Embora o mais recente longa-metragem de Pedro Almodóvar, Amantes Passageiros, seja uma comédia rasgada, que marca um certo retorno do diretor a seus primeiros filmes, é impossível dissociar seu cinema de outro gênero, que mesmo em seus títulos mais engraçados se faz presente seja como referência estética ou na própria construção da trama: o melodrama.
Cinéfilo ávido e de gosto tão eclético quanto democrático, Almodóvar tem conexões com o cinema clássico norte-americano, sobretudo produções das décadas de 30, 40 e 50, mas também dialoga como os dramalhões mexicanos e argentinos, e até mesmo com a telenovela latina. Sem falar da literatura pulp, desbragadamente romântica, homenageada em A Flor do Meu Segredo (1995), em que Marisa Paredes, uma das atrizes-fetiche do cineasta espanhol, vive uma escritora de segundo time, cujas tramas mirabolantes, de contornos folhetinescos, se confundem com a própria vida da autora.
Feminino
O melodrama, por muito tempo, sempre foi menosprezado como um gênero popular demais, destinado ao público feminino que frequentava os cinemas à tarde, enquanto os maridos trabalhavam, para fugir da realidade, sonhar (e chorar) um pouco. Histórias dramáticas, caudalosas, marcadas por reviravoltas por vezes inverossímeis, sempre sob o compasso de trilhas sonoras feitas para emocionar (o tal melos, de melodrama), essas histórias não eram levadas a sério, salvo por suas fiéis espectadoras.
Até que os acadêmicos e pesquisadores de cinema nos anos 1960 e 1970, na esteira do movimento crítico iniciado pela revista francesa Cahiers du Cinéma, começaram a olhar para esses filmes de outra forma.
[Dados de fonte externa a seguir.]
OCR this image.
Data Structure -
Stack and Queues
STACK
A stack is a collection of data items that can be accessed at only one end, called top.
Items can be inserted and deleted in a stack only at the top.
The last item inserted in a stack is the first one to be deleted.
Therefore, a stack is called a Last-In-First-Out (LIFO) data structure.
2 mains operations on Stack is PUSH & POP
Um diretor como Douglas Sirk, por exemplo, foi elevado da condição de artesão, pau mandado, a grande criador, e observador crítico da sociedade norte-americana de seu tempo, quando títulos como Tudo o Que o Céu Permite (1955), Palavras ao Vento (1957) e Imitação da Vida (1958) passaram a ser vistos com outros olhos.
Por baixo do excesso formal, das vastas emoções esparramadas pelas tramas arrebatadas, feitas sob encomenda para emocionar o grande público, havia contundentes comentários sobre a condição da mulher, o patriarcalismo, a distinção entre classes e o racismo, entre outras mazelas varridas para baixo dos tapetes das confortáveis cidades da classe média americana do pós-Segunda Guerra Mundial.
Tudo sobre Minha Mãe
Antes de Almodóvar, Reiner Werner Fassbinder, em filmes como O Casamento de Maria Braun (1978), já havia revisitado o melodrama de Sirk e de outros mestres hollywoodianos enquanto forma cinematográfica popular e acessível, para discutir temas muito sérios, ao exagerar nas cores dramáticas da trágica história da sua protagonista.
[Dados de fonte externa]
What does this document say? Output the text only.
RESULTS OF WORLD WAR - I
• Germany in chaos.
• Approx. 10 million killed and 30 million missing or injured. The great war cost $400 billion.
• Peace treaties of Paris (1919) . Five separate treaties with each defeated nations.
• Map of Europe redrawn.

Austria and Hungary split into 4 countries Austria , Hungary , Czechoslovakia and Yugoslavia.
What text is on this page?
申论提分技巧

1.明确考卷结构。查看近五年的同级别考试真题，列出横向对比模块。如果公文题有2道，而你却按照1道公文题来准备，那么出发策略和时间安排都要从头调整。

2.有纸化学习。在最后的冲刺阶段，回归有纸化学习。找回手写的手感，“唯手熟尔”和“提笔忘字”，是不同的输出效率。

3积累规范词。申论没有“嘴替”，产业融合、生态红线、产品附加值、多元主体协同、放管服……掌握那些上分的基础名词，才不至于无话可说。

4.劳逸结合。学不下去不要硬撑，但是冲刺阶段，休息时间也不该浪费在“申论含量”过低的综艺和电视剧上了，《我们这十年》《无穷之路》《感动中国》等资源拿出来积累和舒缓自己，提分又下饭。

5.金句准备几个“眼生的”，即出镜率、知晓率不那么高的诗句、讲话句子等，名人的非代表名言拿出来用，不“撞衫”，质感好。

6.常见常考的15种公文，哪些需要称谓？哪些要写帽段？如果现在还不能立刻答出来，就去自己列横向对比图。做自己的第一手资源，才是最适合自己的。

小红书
Em Tudo sobre Minha Mãe, filme que deu a Almodóvar o Oscar de melhor filme estrangeiro em 2000, a premissa não poderia ser mais melodramática: o jovem Esteban (Eloy Azorín) quer descobrir, a todo custo, a identidade paterna, escondida pela mãe, Manoela (Cecilia Roth, outra habituée dos filmes do diretor). O rapaz acaba morrendo aos 17 anos, tentando pegar o autógrafo de uma atriz famosa, Huma Rojo (Marisa Paredes, de novo) sem saber quem é, afinal, seu pai mais tarde vamos descobrir que ele é hoje um travesti soropositivo chamado Lola (Toni Canto).
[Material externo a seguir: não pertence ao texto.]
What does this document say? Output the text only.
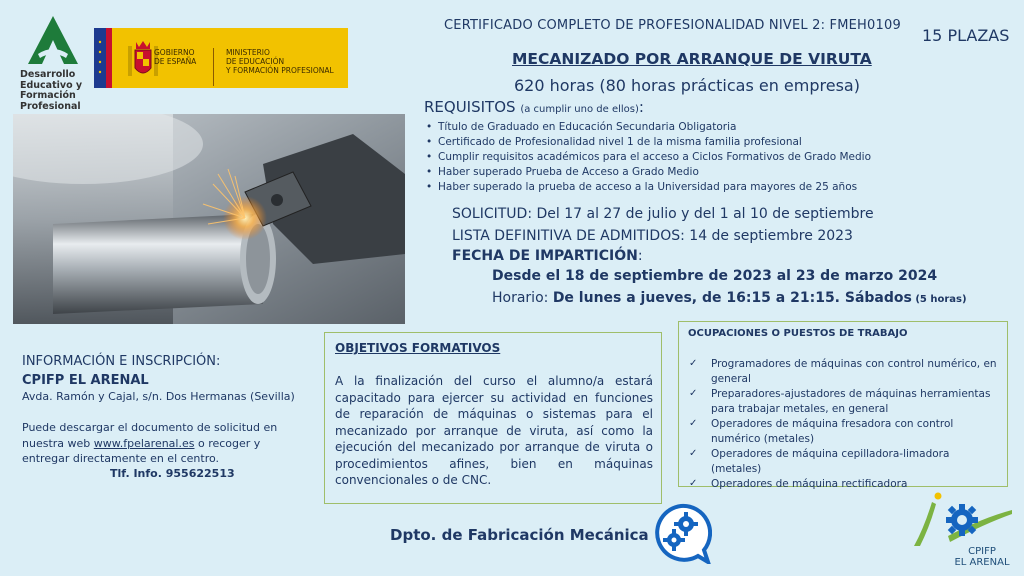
Desarrollo
Educativo y
Formación
Profesional
GOBIERNO
DE ESPAÑA
MINISTERIO
DE EDUCACIÓN
Y FORMACIÓN PROFESIONAL
CERTIFICADO COMPLETO DE PROFESIONALIDAD NIVEL 2: FMEH0109
15 PLAZAS
MECANIZADO POR ARRANQUE DE VIRUTA
620 horas (80 horas prácticas en empresa)
REQUISITOS (a cumplir uno de ellos):
• Título de Graduado en Educación Secundaria Obligatoria
• Certificado de Profesionalidad nivel 1 de la misma familia profesional
• Cumplir requisitos académicos para el acceso a Ciclos Formativos de Grado Medio
• Haber superado Prueba de Acceso a Grado Medio
• Haber superado la prueba de acceso a la Universidad para mayores de 25 años
SOLICITUD: Del 17 al 27 de julio y del 1 al 10 de septiembre
LISTA DEFINITIVA DE ADMITIDOS: 14 de septiembre 2023
FECHA DE IMPARTICIÓN:
Desde el 18 de septiembre de 2023 al 23 de marzo 2024
Horario: De lunes a jueves, de 16:15 a 21:15. Sábados (5 horas)
INFORMACIÓN E INSCRIPCIÓN:
CPIFP EL ARENAL
Avda. Ramón y Cajal, s/n. Dos Hermanas (Sevilla)
Puede descargar el documento de solicitud en nuestra web www.fpelarenal.es o recoger y entregar directamente en el centro.
Tlf. Info. 955622513
OBJETIVOS FORMATIVOS
A la finalización del curso el alumno/a estará capacitado para ejercer su actividad en funciones de reparación de máquinas o sistemas para el mecanizado por arranque de viruta, así como la ejecución del mecanizado por arranque de viruta o procedimientos afines, bien en máquinas convencionales o de CNC.
OCUPACIONES O PUESTOS DE TRABAJO
✓ Programadores de máquinas con control numérico, en general
✓ Preparadores-ajustadores de máquinas herramientas para trabajar metales, en general
✓ Operadores de máquina fresadora con control numérico (metales)
✓ Operadores de máquina cepilladora-limadora (metales)
✓ Operadores de máquina rectificadora
Dpto. de Fabricación Mecánica
CPIFP
EL ARENAL
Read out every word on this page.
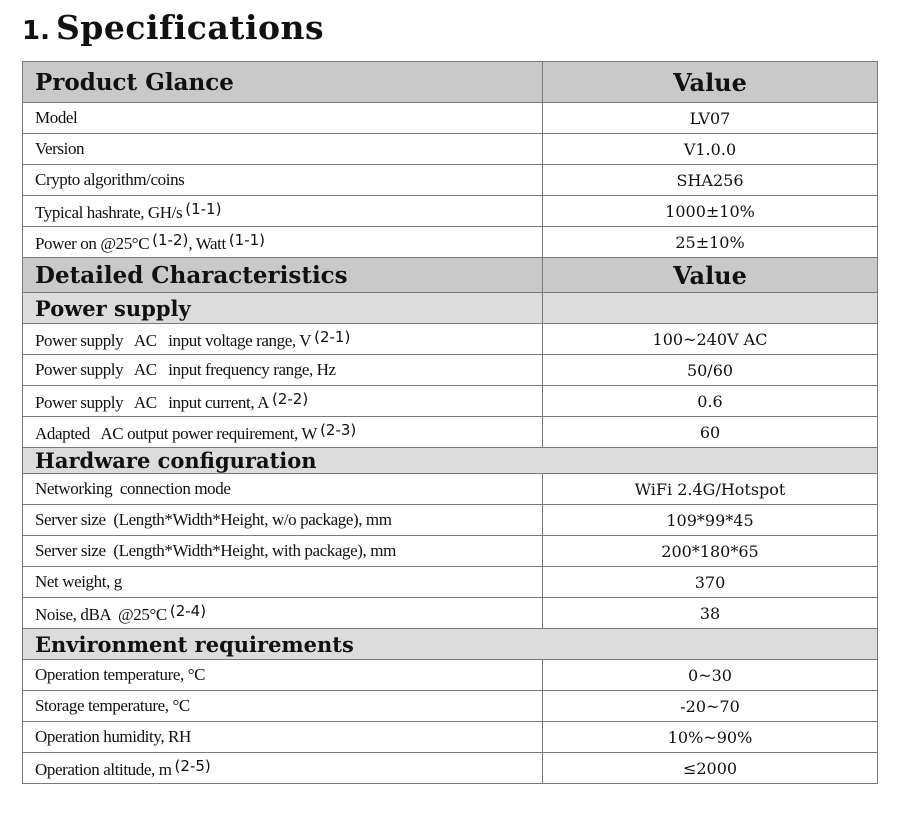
1. Specifications
Product Glance	Value
Model	LV07
Version	V1.0.0
Crypto algorithm/coins	SHA256
Typical hashrate, GH/s $^{(1-1)}$	1000±10%
Power on @25°C $^{(1-2)}$, Watt $^{(1-1)}$	25±10%
Detailed Characteristics	Value
Power supply	
Power supply   AC   input voltage range, V $^{(2-1)}$	100~240V AC
Power supply   AC   input frequency range, Hz	50/60
Power supply   AC   input current, A $^{(2-2)}$	0.6
Adapted   AC output power requirement, W $^{(2-3)}$	60
Hardware configuration	
Networking  connection mode	WiFi 2.4G/Hotspot
Server size  (Length*Width*Height, w/o package), mm	109*99*45
Server size  (Length*Width*Height, with package), mm	200*180*65
Net weight, g	370
Noise, dBA  @25°C $^{(2-4)}$	38
Environment requirements	
Operation temperature, °C	0~30
Storage temperature, °C	-20~70
Operation humidity, RH	10%~90%
Operation altitude, m $^{(2-5)}$	≤2000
Desesperado com a perda do filho, Manuela parte para Barcelona em busca de Lola e lá se torna, por força do acaso, assistente de Huma, a mulher que Esteban idolatrava.
Na trama de Tudo sobre Minha Mãe, tudo, como nos melhores (e piores) melodramas, parece submetido à mão inclemente do destino. As situações se encadeiam de forma aparentemente forçada, com a evidente intenção de emocionar, o que, no cinema de Almodóvar, sempre coloca as histórias que conta na fronteira do ridículo, do tragicômico: ele é capaz de fazer o público morrer de rir e se emocionar em questão de poucos minutos.
Há sob essa artificialidade formal, esse intuito de brincar com os caminhos narrativos e os sentimentos do espectador, uma impressionante autenticidade emocional. Como se o diretor quisesse dizer que, apesar de ridículas, as emoções não são menos, e talvez até mais, reais. E assim, no caso específico de Tudo sobre Minha Mãe, Almodóvar discute a maternidade, a dor da perda, a aceitação do outro, a possibilidade de recriar uma família a partir de paradigmas nada convencionais, alternativas, e a solidariedade entre as mulheres. Não é pouco. E faz uma obra-prima, uma entre tantas, que passam por esses mesmos caminhos. Genialmente melodramáticos.